24  Relationships and Prediction

Module V compared groups. Every test in it needed the data divided into categories, with a measured outcome compared across them, and every one of them answered a question of the form “are these groups different?”

A great many questions are not of that form. Marketing spend and revenue, delivery time and satisfaction, floor space and footfall: two measured quantities, neither of which divides the data into groups, and a question about how they move together. Forcing such a question into the previous module by cutting one variable into bands is possible, and it discards most of what the variable knows.

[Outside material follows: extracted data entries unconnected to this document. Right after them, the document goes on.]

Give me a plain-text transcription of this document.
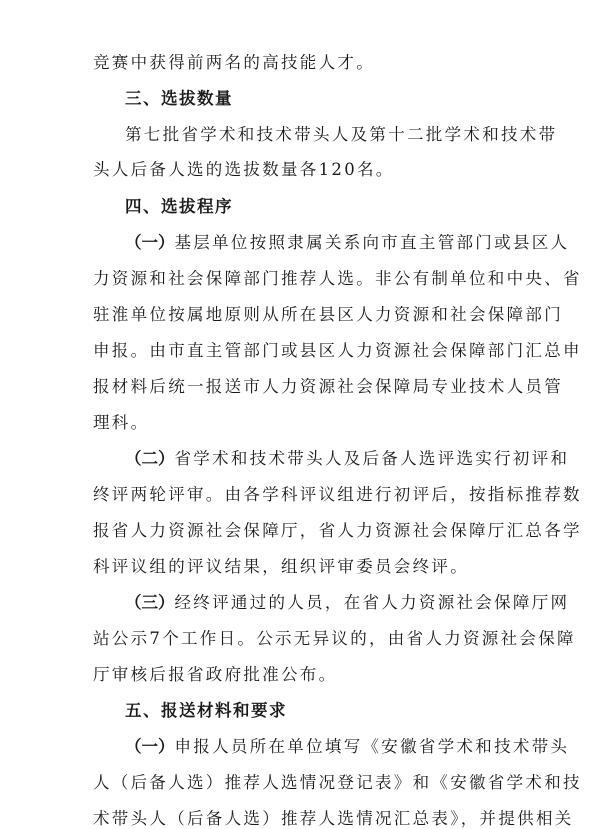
竞赛中获得前两名的高技能人才。
三、选拔数量
第七批省学术和技术带头人及第十二批学术和技术带
头人后备人选的选拔数量各120名。
四、选拔程序
（一）基层单位按照隶属关系向市直主管部门或县区人
力资源和社会保障部门推荐人选。非公有制单位和中央、省
驻淮单位按属地原则从所在县区人力资源和社会保障部门
申报。由市直主管部门或县区人力资源社会保障部门汇总申
报材料后统一报送市人力资源社会保障局专业技术人员管
理科。
（二）省学术和技术带头人及后备人选评选实行初评和
终评两轮评审。由各学科评议组进行初评后，按指标推荐数
报省人力资源社会保障厅，省人力资源社会保障厅汇总各学
科评议组的评议结果，组织评审委员会终评。
（三）经终评通过的人员，在省人力资源社会保障厅网
站公示7个工作日。公示无异议的，由省人力资源社会保障
厅审核后报省政府批准公布。
五、报送材料和要求
（一）申报人员所在单位填写《安徽省学术和技术带头
人（后备人选）推荐人选情况登记表》和《安徽省学术和技
术带头人（后备人选）推荐人选情况汇总表》，并提供相关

This module takes those questions directly. Chapter 21 introduces correlation, which compresses the relationship between two measured variables into a single number, and spends as much time on what that number conceals as on what it reveals. Chapter 22 turns the same relationship into a line, which can do what a correlation cannot: say how much one variable changes per unit of the other, and predict.

Chapter 23 admits the third variable that Chapter 21 warned about, fitting several predictors at once so that each coefficient is read holding the others fixed, and watching the marketing effect of Chapter 22 collapse when store size joins the model. Chapter 24 then asks the question the output never answers by itself: whether any of it should be believed. It covers what the residuals show when an assumption fails, which single observations are quietly deciding the answer, what to do when the spread is not constant, and why a model that fits its own data beautifully is almost no evidence that it will fit anything else.

The shift is larger than it first appears. Up to here the output of an analysis has been a verdict, a p-value attached to a claim about groups. From here the output is a model: a description of how one quantity depends on others, which can be examined, criticised, and used on data it has never seen. That change brings its own obligations, and the chapters take them seriously.